I nodded, but my heart sank. Sandra was my favorite professor, and I’d learned her critique went straight to the marrow of what I needed to learn as a writer. But that did not make her insight easier to hear.
Here’s why I thought I knew where my lack of compassion for my characters came from. It was my lack of compassion for myself.
People were in boxes: good/bad. Kind/unkind. Healthy/unhealthy. Strong/weak. Brave/cowardly. Empathetic/hard-hearted.
I wished I was in a “good” box, but knew I was not. I did not know how to become worthy of anything better. I despised myself for my incompetence. Of course, self-hatred makes it almost impossible to get better. If you are mired in shame, you are blind, deaf, dumb.
Sandra’s critique hurt my heart because I was pregnant with my first baby at the time. I was frightened at the idea of becoming a mother who struggled with compassion. I so desperately wanted to do motherhood right.
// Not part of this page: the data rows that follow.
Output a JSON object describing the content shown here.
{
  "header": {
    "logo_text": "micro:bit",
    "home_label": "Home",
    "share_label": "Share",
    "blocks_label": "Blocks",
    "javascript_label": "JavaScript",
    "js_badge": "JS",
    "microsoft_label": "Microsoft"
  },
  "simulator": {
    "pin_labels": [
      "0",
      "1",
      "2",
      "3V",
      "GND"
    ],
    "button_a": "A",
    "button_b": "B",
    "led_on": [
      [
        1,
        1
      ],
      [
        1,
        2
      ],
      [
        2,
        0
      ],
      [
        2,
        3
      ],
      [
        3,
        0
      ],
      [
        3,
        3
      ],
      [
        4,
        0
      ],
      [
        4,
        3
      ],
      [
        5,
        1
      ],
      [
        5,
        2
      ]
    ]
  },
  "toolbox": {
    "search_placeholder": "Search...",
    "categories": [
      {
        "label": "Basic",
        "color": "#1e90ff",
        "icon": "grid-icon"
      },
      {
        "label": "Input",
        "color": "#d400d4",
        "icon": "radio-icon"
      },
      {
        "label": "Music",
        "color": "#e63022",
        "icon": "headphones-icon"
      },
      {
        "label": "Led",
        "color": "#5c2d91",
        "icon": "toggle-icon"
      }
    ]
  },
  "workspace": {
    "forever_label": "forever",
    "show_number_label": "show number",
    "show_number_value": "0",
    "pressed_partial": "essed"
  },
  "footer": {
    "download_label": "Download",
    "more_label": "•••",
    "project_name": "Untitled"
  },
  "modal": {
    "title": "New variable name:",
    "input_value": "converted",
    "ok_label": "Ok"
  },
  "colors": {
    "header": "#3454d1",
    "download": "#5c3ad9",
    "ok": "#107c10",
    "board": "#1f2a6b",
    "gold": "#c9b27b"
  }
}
Can I be honest? I failed at motherhood just as I’d feared I’d fail. I could not figure out how to get my baby to sleep, so I did not sleep. I could see the kindness eroding out of me with each sleepless night, and it was like watching a timer count down to an explosion. I could not figure out how to be at peace. I could not figure out how to be kind to my husband. I could not figure out how not to resent my kid.
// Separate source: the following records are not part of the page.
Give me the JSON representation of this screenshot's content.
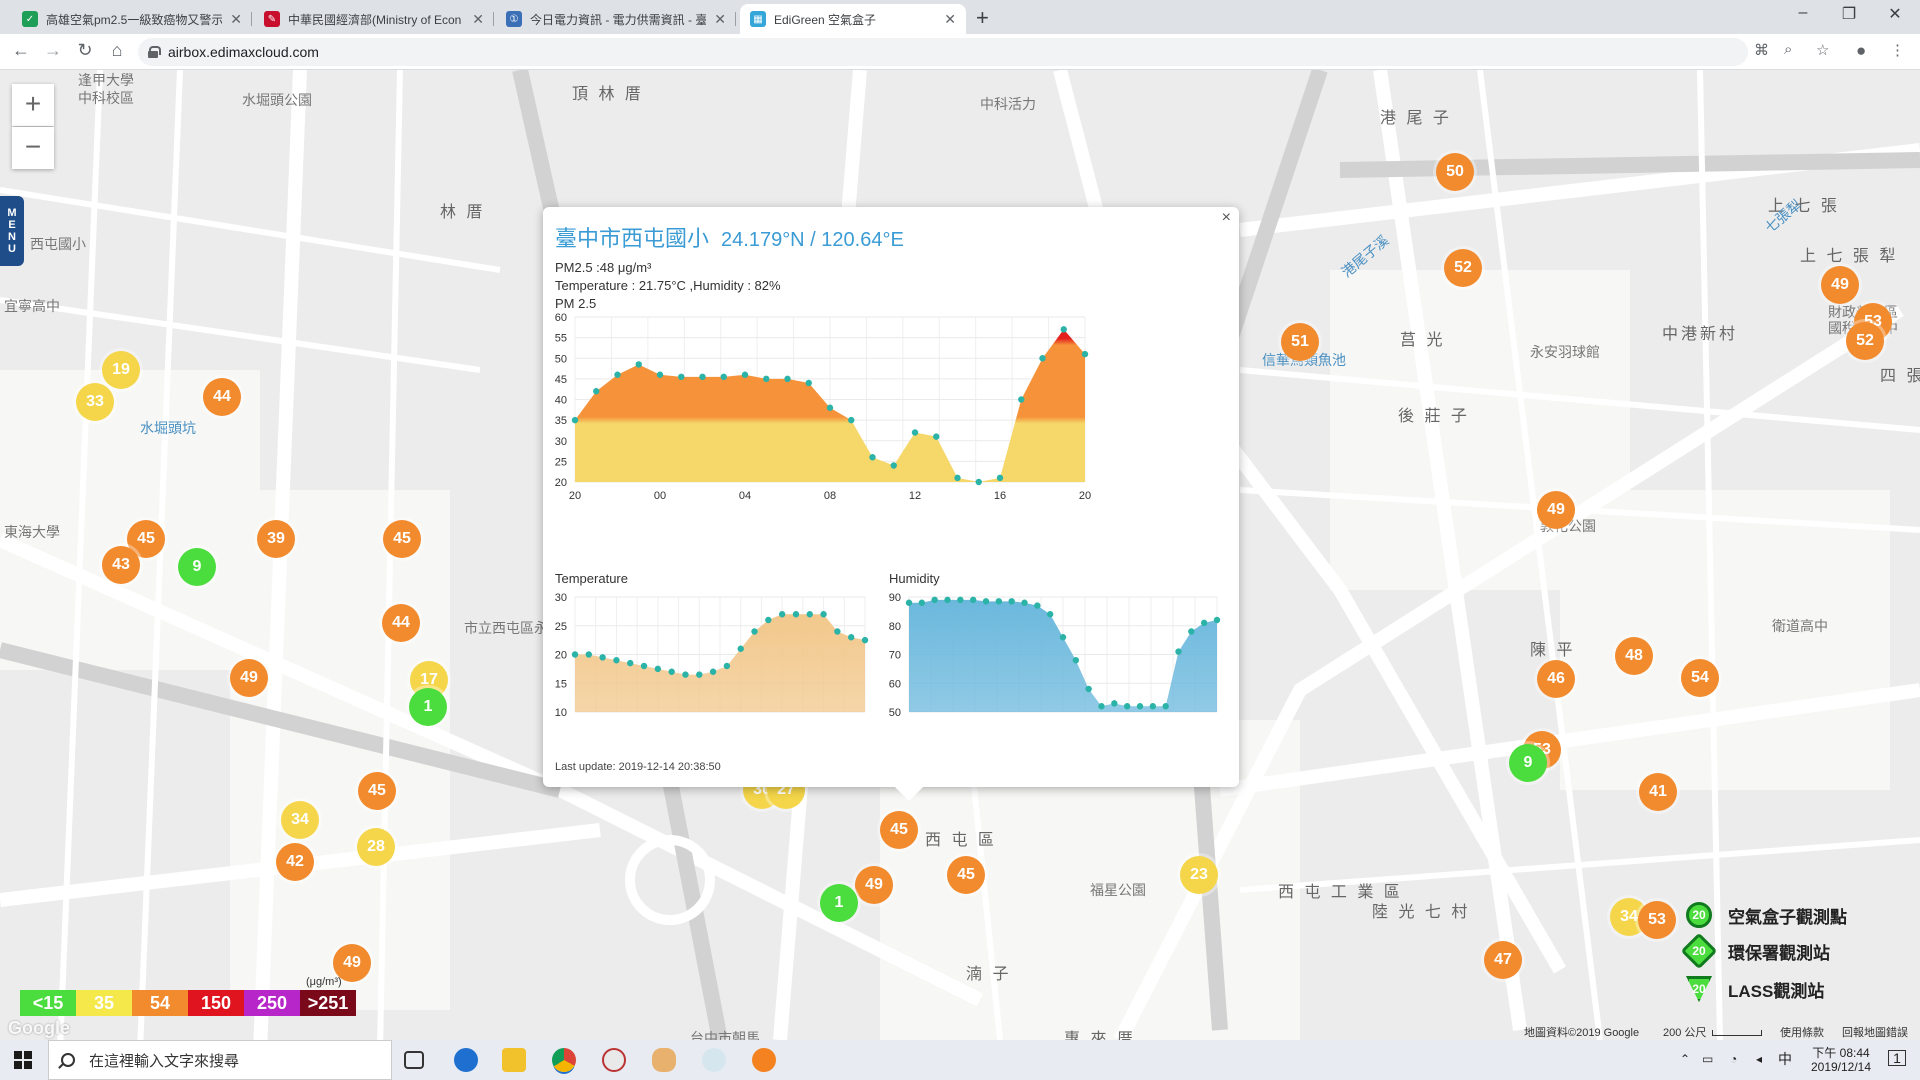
{
  "browser": {
    "tabs": [
      {
        "title": "高雄空氣pm2.5一級致癌物又警示",
        "favicon_color": "#1e9e56",
        "favicon_glyph": "✓"
      },
      {
        "title": "中華民國經濟部(Ministry of Econ",
        "favicon_color": "#c8102e",
        "favicon_glyph": "✎"
      },
      {
        "title": "今日電力資訊 - 電力供需資訊 - 臺",
        "favicon_color": "#3b6fb6",
        "favicon_glyph": "①"
      },
      {
        "title": "EdiGreen 空氣盒子",
        "favicon_color": "#35a6d8",
        "favicon_glyph": "▦"
      }
    ],
    "active_tab": 3,
    "url": "airbox.edimaxcloud.com",
    "window_controls": {
      "minimize": "–",
      "maximize": "❐",
      "close": "✕"
    }
  },
  "map": {
    "zoom_in": "+",
    "zoom_out": "−",
    "menu_label": [
      "M",
      "E",
      "N",
      "U"
    ],
    "place_labels": [
      {
        "text": "逢甲大學",
        "cls": ""
      },
      {
        "text": "中科校區",
        "cls": ""
      },
      {
        "text": "水堀頭公園",
        "cls": ""
      },
      {
        "text": "頂 林 厝",
        "cls": "big"
      },
      {
        "text": "中科活力",
        "cls": ""
      },
      {
        "text": "港 尾 子",
        "cls": "big"
      },
      {
        "text": "上 七 張",
        "cls": "big"
      },
      {
        "text": "上 七 張 犁",
        "cls": "big"
      },
      {
        "text": "財政部中區",
        "cls": ""
      },
      {
        "text": "國稅局臺中",
        "cls": ""
      },
      {
        "text": "林 厝",
        "cls": "big"
      },
      {
        "text": "西屯國小",
        "cls": ""
      },
      {
        "text": "宜寧高中",
        "cls": ""
      },
      {
        "text": "水堀頭坑",
        "cls": "blue"
      },
      {
        "text": "東海大學",
        "cls": ""
      },
      {
        "text": "中港新村",
        "cls": "big"
      },
      {
        "text": "四 張",
        "cls": "big"
      },
      {
        "text": "莒 光",
        "cls": "big"
      },
      {
        "text": "永安羽球館",
        "cls": ""
      },
      {
        "text": "後 莊 子",
        "cls": "big"
      },
      {
        "text": "信華鳥類魚池",
        "cls": "blue"
      },
      {
        "text": "港尾子溪",
        "cls": "blue"
      },
      {
        "text": "敦化公園",
        "cls": ""
      },
      {
        "text": "陳 平",
        "cls": "big"
      },
      {
        "text": "華 廈 新 村",
        "cls": "big"
      },
      {
        "text": "西 屯 區",
        "cls": "big"
      },
      {
        "text": "西 屯 工 業 區",
        "cls": "big"
      },
      {
        "text": "陸 光 七 村",
        "cls": "big"
      },
      {
        "text": "福科路",
        "cls": ""
      },
      {
        "text": "福星公園",
        "cls": ""
      },
      {
        "text": "湳 子",
        "cls": "big"
      },
      {
        "text": "惠 來 厝",
        "cls": "big"
      },
      {
        "text": "台中市朝馬",
        "cls": ""
      },
      {
        "text": "七張犁",
        "cls": "blue"
      },
      {
        "text": "衛道高中",
        "cls": ""
      },
      {
        "text": "市立西屯區永安國",
        "cls": ""
      }
    ],
    "markers": [
      {
        "v": "19",
        "c": "yellow"
      },
      {
        "v": "33",
        "c": "yellow"
      },
      {
        "v": "44",
        "c": "orange"
      },
      {
        "v": "45",
        "c": "orange"
      },
      {
        "v": "43",
        "c": "orange"
      },
      {
        "v": "9",
        "c": "green"
      },
      {
        "v": "39",
        "c": "orange"
      },
      {
        "v": "45",
        "c": "orange"
      },
      {
        "v": "44",
        "c": "orange"
      },
      {
        "v": "49",
        "c": "orange"
      },
      {
        "v": "17",
        "c": "yellow"
      },
      {
        "v": "1",
        "c": "green"
      },
      {
        "v": "45",
        "c": "orange"
      },
      {
        "v": "34",
        "c": "yellow"
      },
      {
        "v": "28",
        "c": "yellow"
      },
      {
        "v": "42",
        "c": "orange"
      },
      {
        "v": "49",
        "c": "orange"
      },
      {
        "v": "30",
        "c": "yellow"
      },
      {
        "v": "48",
        "c": "orange"
      },
      {
        "v": "30",
        "c": "yellow"
      },
      {
        "v": "27",
        "c": "yellow"
      },
      {
        "v": "45",
        "c": "orange"
      },
      {
        "v": "49",
        "c": "orange"
      },
      {
        "v": "1",
        "c": "green"
      },
      {
        "v": "45",
        "c": "orange"
      },
      {
        "v": "23",
        "c": "yellow"
      },
      {
        "v": "50",
        "c": "orange"
      },
      {
        "v": "52",
        "c": "orange"
      },
      {
        "v": "51",
        "c": "orange"
      },
      {
        "v": "49",
        "c": "orange"
      },
      {
        "v": "53",
        "c": "orange"
      },
      {
        "v": "52",
        "c": "orange"
      },
      {
        "v": "49",
        "c": "orange"
      },
      {
        "v": "48",
        "c": "orange"
      },
      {
        "v": "46",
        "c": "orange"
      },
      {
        "v": "54",
        "c": "orange"
      },
      {
        "v": "53",
        "c": "orange"
      },
      {
        "v": "9",
        "c": "green"
      },
      {
        "v": "41",
        "c": "orange"
      },
      {
        "v": "34",
        "c": "yellow"
      },
      {
        "v": "53",
        "c": "orange"
      },
      {
        "v": "47",
        "c": "orange"
      }
    ],
    "aqi_legend": {
      "unit": "(μg/m³)",
      "levels": [
        {
          "label": "<15",
          "color": "#4bdc3d"
        },
        {
          "label": "35",
          "color": "#f5e84a"
        },
        {
          "label": "54",
          "color": "#f28a2e"
        },
        {
          "label": "150",
          "color": "#e0141e"
        },
        {
          "label": "250",
          "color": "#b726c9"
        },
        {
          "label": ">251",
          "color": "#7a0a1a"
        }
      ]
    },
    "station_legend": [
      {
        "label": "空氣盒子觀測點",
        "badge": "20"
      },
      {
        "label": "環保署觀測站",
        "badge": "20"
      },
      {
        "label": "LASS觀測站",
        "badge": "20"
      }
    ],
    "footer": {
      "attribution": "地圖資料©2019 Google",
      "scale": "200 公尺",
      "terms": "使用條款",
      "report": "回報地圖錯誤",
      "google": "Google"
    }
  },
  "popup": {
    "close": "×",
    "site_name": "臺中市西屯國小",
    "coords": "24.179°N / 120.64°E",
    "pm25_line": "PM2.5 :48 μg/m³",
    "temp_line": "Temperature : 21.75°C ,Humidity : 82%",
    "last_update": "Last update: 2019-12-14 20:38:50"
  },
  "chart_data": [
    {
      "type": "area",
      "title": "PM 2.5",
      "x_tick_labels": [
        "20",
        "00",
        "04",
        "08",
        "12",
        "16",
        "20"
      ],
      "ylim": [
        20,
        60
      ],
      "y_ticks": [
        20,
        25,
        30,
        35,
        40,
        45,
        50,
        55,
        60
      ],
      "grid": true,
      "values": [
        35,
        42,
        46,
        48.5,
        46,
        45.5,
        45.5,
        45.5,
        46,
        45,
        45,
        44,
        38,
        35,
        26,
        24,
        32,
        31,
        21,
        20,
        21,
        40,
        50,
        57,
        51
      ],
      "color_bands": [
        {
          "from": 20,
          "to": 35,
          "color": "#f5d76a"
        },
        {
          "from": 35,
          "to": 54,
          "color": "#f5923a"
        },
        {
          "from": 54,
          "to": 60,
          "color": "#e4201e"
        }
      ],
      "point_color": "#2bb3a8"
    },
    {
      "type": "area",
      "title": "Temperature",
      "ylim": [
        10,
        30
      ],
      "y_ticks": [
        10,
        15,
        20,
        25,
        30
      ],
      "grid": true,
      "values": [
        20,
        20,
        19.5,
        19,
        18.5,
        18,
        17.5,
        17,
        16.5,
        16.5,
        17,
        18,
        21,
        24,
        26,
        27,
        27,
        27,
        27,
        24,
        23,
        22.5
      ],
      "fill_color": "#f2c88c",
      "point_color": "#2bb3a8"
    },
    {
      "type": "area",
      "title": "Humidity",
      "ylim": [
        50,
        90
      ],
      "y_ticks": [
        50,
        60,
        70,
        80,
        90
      ],
      "grid": true,
      "values": [
        88,
        88,
        89,
        89,
        89,
        89,
        88.5,
        88.5,
        88.5,
        88,
        87,
        84,
        76,
        68,
        58,
        52,
        53,
        52,
        52,
        52,
        52,
        71,
        78,
        81,
        82
      ],
      "fill_color": "#6bb8dd",
      "point_color": "#2bb3a8"
    }
  ],
  "taskbar": {
    "search_placeholder": "在這裡輸入文字來搜尋",
    "time_prefix": "下午",
    "time": "08:44",
    "date": "2019/12/14",
    "ime": "中",
    "notification_count": "1"
  }
}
I did not know what to do, so I hung on by my fingernails. I kept showing up and changing diapers, sometimes without compassion. I dipped into post-partum depression, and then out of it. I failed every day, and then I failed less, and then I existed, and then about two years after the birth, I was happy again, reasonably competent at motherhood and no longer resentful.
And I discovered, to my surprise, that I wanted another baby, desperately, even though I knew it might cost me more failure. I decided that I could forgive myself for failing because I was hungry to give more love.
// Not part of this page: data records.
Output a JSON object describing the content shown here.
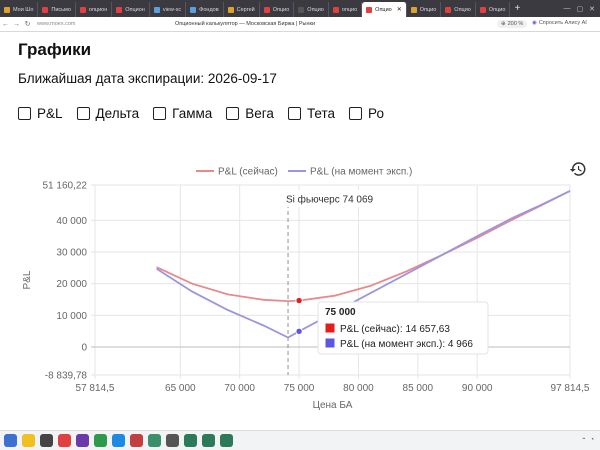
{
  "browser": {
    "tabs": [
      {
        "label": "Мои Шо",
        "color": "#e0a030",
        "active": false
      },
      {
        "label": "Письмо",
        "color": "#e04040",
        "active": false
      },
      {
        "label": "опцион",
        "color": "#e04040",
        "active": false
      },
      {
        "label": "Опцион",
        "color": "#e04040",
        "active": false
      },
      {
        "label": "view-sc",
        "color": "#5aa0e0",
        "active": false
      },
      {
        "label": "Фондов",
        "color": "#5aa0e0",
        "active": false
      },
      {
        "label": "Сергей",
        "color": "#e0a030",
        "active": false
      },
      {
        "label": "Опцио",
        "color": "#e04040",
        "active": false
      },
      {
        "label": "Опцио",
        "color": "#555555",
        "active": false
      },
      {
        "label": "опцио",
        "color": "#e04040",
        "active": false
      },
      {
        "label": "Опцио",
        "color": "#e04040",
        "active": true
      },
      {
        "label": "Опцио",
        "color": "#e0a030",
        "active": false
      },
      {
        "label": "Опцио",
        "color": "#e04040",
        "active": false
      },
      {
        "label": "Опцио",
        "color": "#e04040",
        "active": false
      }
    ],
    "url": "www.moex.com",
    "page_title": "Опционный калькулятор — Московская Биржа | Рынки",
    "zoom": "200 %",
    "ask_label": "Спросить Алису AI"
  },
  "page": {
    "title": "Графики",
    "expiry_text": "Ближайшая дата экспирации: 2026-09-17",
    "checkboxes": [
      "P&L",
      "Дельта",
      "Гамма",
      "Вега",
      "Тета",
      "Ро"
    ]
  },
  "tooltip": {
    "x_label": "75 000",
    "line1": "P&L (сейчас): 14 657,63",
    "line2": "P&L (на момент эксп.): 4 966"
  },
  "annotation": "Si фьючерс 74 069",
  "colors": {
    "now": "#e8898c",
    "expiry": "#9a96e0",
    "marker_now": "#e31c1c",
    "marker_expiry": "#5b57e0"
  },
  "chart_data": {
    "type": "line",
    "title": "",
    "xlabel": "Цена БА",
    "ylabel": "P&L",
    "xlim": [
      57814.5,
      97814.5
    ],
    "ylim": [
      -8839.78,
      51160.22
    ],
    "x_ticks": [
      57814.5,
      65000,
      70000,
      75000,
      80000,
      85000,
      90000,
      97814.5
    ],
    "x_tick_labels": [
      "57 814,5",
      "65 000",
      "70 000",
      "75 000",
      "80 000",
      "85 000",
      "90 000",
      "97 814,5"
    ],
    "y_ticks": [
      -8839.78,
      0,
      10000,
      20000,
      30000,
      40000,
      51160.22
    ],
    "y_tick_labels": [
      "-8 839,78",
      "0",
      "10 000",
      "20 000",
      "30 000",
      "40 000",
      "51 160,22"
    ],
    "legend_position": "top",
    "futures_price": 74069,
    "series": [
      {
        "name": "P&L (сейчас)",
        "x": [
          63000,
          66000,
          69000,
          72000,
          74069,
          75000,
          78000,
          81000,
          84000,
          87000,
          90000,
          93000,
          95000,
          97814.5
        ],
        "y": [
          25200,
          20000,
          16600,
          14900,
          14500,
          14657.63,
          16200,
          19300,
          23800,
          29000,
          34500,
          40300,
          44000,
          49300
        ]
      },
      {
        "name": "P&L (на момент эксп.)",
        "x": [
          63000,
          66000,
          69000,
          72000,
          74069,
          75000,
          78000,
          81000,
          84000,
          87000,
          90000,
          93000,
          95000,
          97814.5
        ],
        "y": [
          24700,
          17500,
          11700,
          6800,
          3000,
          4966,
          11000,
          17000,
          23000,
          29000,
          35000,
          40800,
          44200,
          49300
        ]
      }
    ],
    "highlight_x": 75000
  },
  "taskbar": {
    "clock_icon": "clock-icon",
    "items": [
      "#3b6fd1",
      "#f0c020",
      "#444444",
      "#e04040",
      "#6a3aa8",
      "#2c9a4a",
      "#1e88e5",
      "#c04040",
      "#3b8f6a",
      "#555555",
      "#2c7a5a",
      "#2c7a5a",
      "#2c7a5a"
    ]
  }
}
Forgiving my own abject failure was like a fever burning away a sickness. The failure I had only just survived kindled my compassion for myself. Suddenly, I understood why mothers speak of early motherhood in a hush, and also why they seem so unflappable. My enoughness was so very little, but it was enough.
I am grateful that motherhood broke me. I am even somewhat grateful I was lousy at it for so long (though I hate that I did wrong by my child). I realized being lousy at something important did not have to end my story. I realized that most people were lousy at parenting for a good long while. I saw that I was only human, and that that was good news.
I had always wondered what I’d have to do to be worthy. It was this: I had to see there was absolutely no way to earn worthiness. Empathy is seeing your own frailty in other people. How else can we be saved but by tasting failure?